Throughout the lecture, Fraker emphasized the strategic significance of the U.S.-Saudi alliance and the public perception of the U.S. interest in oil. In terms of the size of the country, the kingdom “completely dwarfs other Gulf states.” Two bodies of water, the Red Sea and the Persian Gulf, through which 20 percent of the global oil supply passes, attract American strategic interest in the country. Despite informal acknowledgement, the U.S. security guarantee of the kingdom promises undisrupted global oil supply, as Saudi Arabia is the largest oil supplier in the world.
“Over the last 10 years, only [about] 11 percent of oil from the Middle East comes to the U.S.,” Fraker said. “We are not dependent on the Middle Eastern oil.”
More importantly, he emphasized that the U.S. security guarantee in Saudi Arabia is to secure the oil supply into the international markets, answering a question about the possible policy change in the region after the U.S. discovery of the large domestic shale gas reserves.
In fact, he alluded to his support for hard power policy in the region when dealing with countries like Iran.
“The only time in [its] last 10 years or so that Iran raised [its] hands and said that they wanted to talk to us was in 2003 when we invaded Iraq,” Fraker said. “They thought we’re going to the other side and invade Iran as well. These are the hard realities of what works and doesn’t work in that part of the world.” Although he admitted the conflict-deterrent effect of the U.S. military presence in the region, he didn’t necessarily support any military action that could destabilize the regional peace and the global oil price.
Talking about the domestic situation in Saudi Arabia, he expressed his specific concern about the structural unemployment. His concern largely comes from the ratio of limited job opportunities to the largely growing intelligent “youth bulge.”

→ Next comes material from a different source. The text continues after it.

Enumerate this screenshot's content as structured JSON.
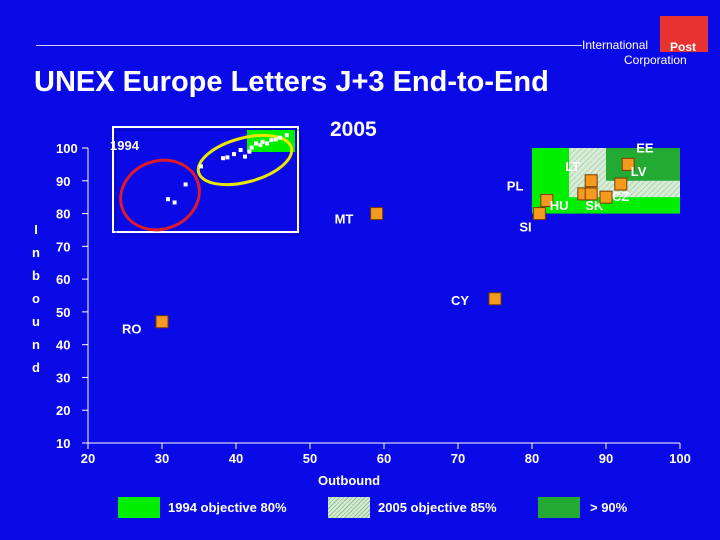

Currently, there are 70,000 Saudi Arabians studying at advanced American institutions. These students have extended their education to M.A.s and Ph.D.s because there are no jobs in Saudi Arabia. Nonetheless, Fraker said such a large number is a temporary policy result while the king is reforming the education system for the long-term. Although Abdullah has shown efforts to reform, Fraker expressed skepticism because educational reform in the long-term could eventually destabilize the leadership of the country.